Atom Computing
Overview
Neutral atom quantum computers using optical tweezers. Focus on scaling to 1,000+ qubits with reconfigurable connectivity and long coherence times.
Key Milestones
- 2018: Atom Computing founded by Ben Bloom and Jonathan King
- 2021: 100-qubit neutral atom system demonstrated
- 2022: Partnership with DARPA for quantum networking
- 2023: 1,180-qubit system (largest gate-based quantum computer)

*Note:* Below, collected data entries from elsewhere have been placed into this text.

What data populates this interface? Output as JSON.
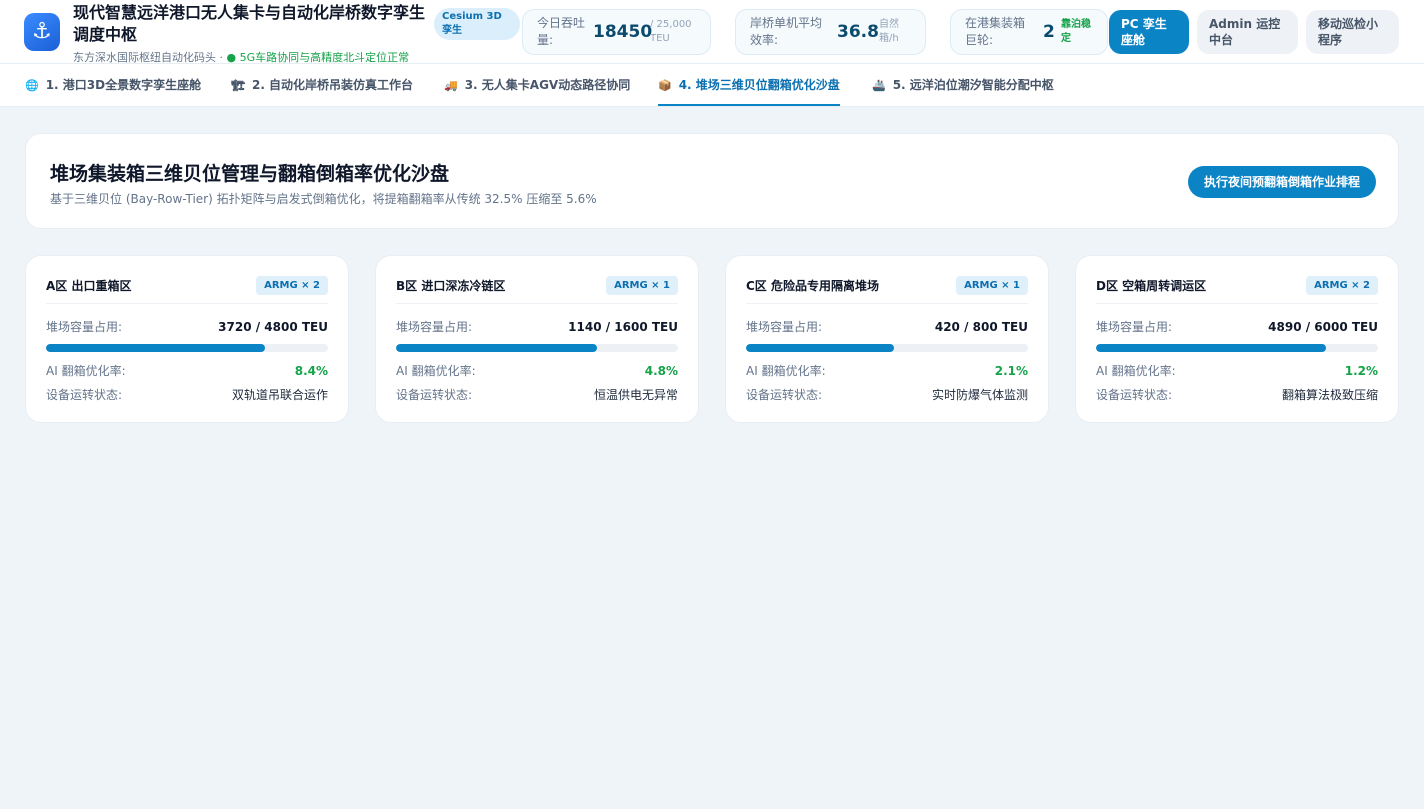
{
  "header": {
    "logo_icon": "anchor-icon",
    "title": "现代智慧远洋港口无人集卡与自动化岸桥数字孪生调度中枢",
    "subtitle_prefix": "东方深水国际枢纽自动化码头 · ",
    "subtitle_status": "● 5G车路协同与高精度北斗定位正常",
    "engine_badge": "Cesium 3D 孪生",
    "stats": [
      {
        "label": "今日吞吐量:",
        "value": "18450",
        "unit": "/ 25,000 TEU"
      },
      {
        "label": "岸桥单机平均效率:",
        "value": "36.8",
        "unit": "自然箱/h"
      },
      {
        "label": "在港集装箱巨轮:",
        "value": "2",
        "unit": "靠泊稳定"
      }
    ],
    "buttons": [
      {
        "label": "PC 孪生座舱"
      },
      {
        "label": "Admin 运控中台"
      },
      {
        "label": "移动巡检小程序"
      }
    ]
  },
  "tabs": [
    {
      "icon": "🌐",
      "icon_name": "globe-icon",
      "label": "1. 港口3D全景数字孪生座舱"
    },
    {
      "icon": "🏗",
      "icon_name": "crane-icon",
      "label": "2. 自动化岸桥吊装仿真工作台"
    },
    {
      "icon": "🚚",
      "icon_name": "truck-icon",
      "label": "3. 无人集卡AGV动态路径协同"
    },
    {
      "icon": "📦",
      "icon_name": "box-icon",
      "label": "4. 堆场三维贝位翻箱优化沙盘"
    },
    {
      "icon": "🚢",
      "icon_name": "ship-icon",
      "label": "5. 远洋泊位潮汐智能分配中枢"
    }
  ],
  "active_tab": 3,
  "hero": {
    "title": "堆场集装箱三维贝位管理与翻箱倒箱率优化沙盘",
    "subtitle": "基于三维贝位 (Bay-Row-Tier) 拓扑矩阵与启发式倒箱优化，将提箱翻箱率从传统 32.5% 压缩至 5.6%",
    "action_label": "执行夜间预翻箱倒箱作业排程"
  },
  "labels": {
    "capacity": "堆场容量占用:",
    "rehandle": "AI 翻箱优化率:",
    "status": "设备运转状态:"
  },
  "yards": [
    {
      "name": "A区 出口重箱区",
      "tag": "ARMG × 2",
      "capacity_text": "3720 / 4800 TEU",
      "capacity_ratio": 0.775,
      "rehandle": "8.4%",
      "status": "双轨道吊联合运作"
    },
    {
      "name": "B区 进口深冻冷链区",
      "tag": "ARMG × 1",
      "capacity_text": "1140 / 1600 TEU",
      "capacity_ratio": 0.7125,
      "rehandle": "4.8%",
      "status": "恒温供电无异常"
    },
    {
      "name": "C区 危险品专用隔离堆场",
      "tag": "ARMG × 1",
      "capacity_text": "420 / 800 TEU",
      "capacity_ratio": 0.525,
      "rehandle": "2.1%",
      "status": "实时防爆气体监测"
    },
    {
      "name": "D区 空箱周转调运区",
      "tag": "ARMG × 2",
      "capacity_text": "4890 / 6000 TEU",
      "capacity_ratio": 0.815,
      "rehandle": "1.2%",
      "status": "翻箱算法极致压缩"
    }
  ]
}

- 2024: 1,225-qubit Phoenix processor with Rydberg gates
Technology: Neutral Atoms
Atom Computing uses strontium-87 atoms trapped in optical tweezers (focused laser beams). Atoms are cooled to near absolute zero, arranged in 2D/3D arrays, and manipulated with lasers.
Advantages:
- Long coherence times (~40 milliseconds, 1000x longer than superconducting)

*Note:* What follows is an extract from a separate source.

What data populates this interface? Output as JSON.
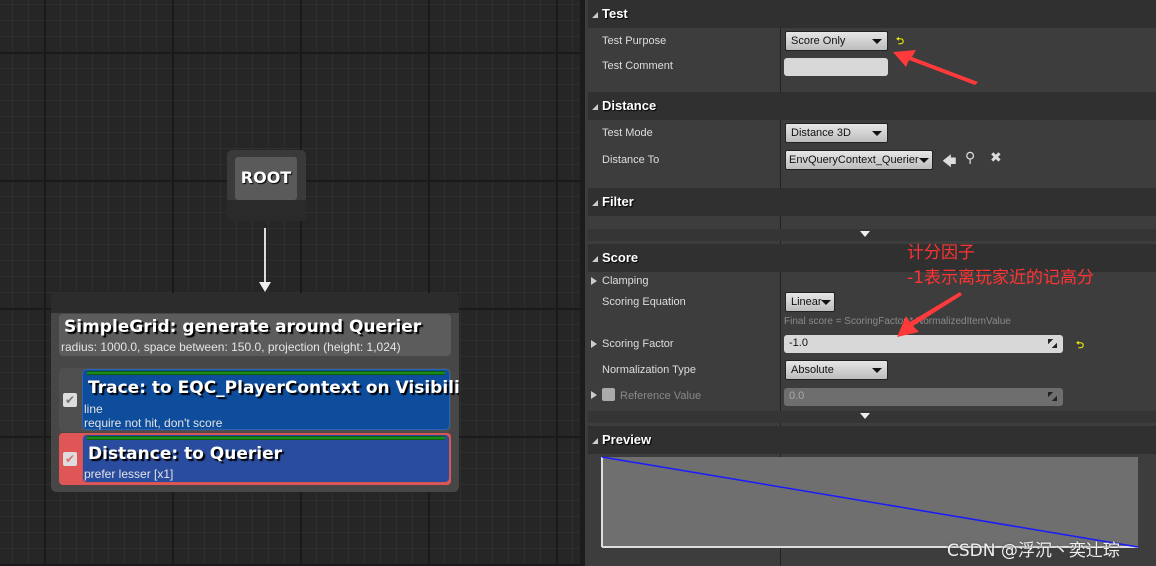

- Reconfigurable connectivity (atoms can be moved mid-computation)
- Parallel gate operations (Rydberg blockade enables multi-qubit gates)
- Scaling path (optical tweezers can trap thousands of atoms)
Challenges:
- Slower gates (~1 μs vs. <100 ns for superconducting)
- Complex optics (thousands of laser beams, precise control)
- Loading time (seconds to prepare atom array)
Phoenix Processor
1,225 qubits arranged in reconfigurable 2D lattices. Uses Rydberg gates (atoms in highly excited states interact strongly) for entanglement.
Key metric: Gate fidelities ~99.7% (approaching error correction thresholds).
Competitive Position
vs. QuEra:
Both neutral atom companies. Atom Computing uses strontium; QuEra uses rubidium. Similar architectures, competing on qubit count and gate fidelity.
vs. Superconducting (IBM, Google):
Longer coherence, reconfigurable connectivity, but slower gates. Neutral atoms may win for error correction; superconducting for near-term NISQ algorithms.
Applications
- Quantum simulation (many-body physics, condensed matter)
- Optimization (QAOA with long coherence enables deep circuits)
- Error correction experiments (long coherence reduces overhead)
Partnerships: DARPA, US Air Force Research Lab, Lawrence Livermore National Lab.
Roadmap
Atom Computing targets 10,000+ qubit systems by late 2020s. The scaling path: larger optical tweezer arrays, improved atom loading, fault-tolerant architectures.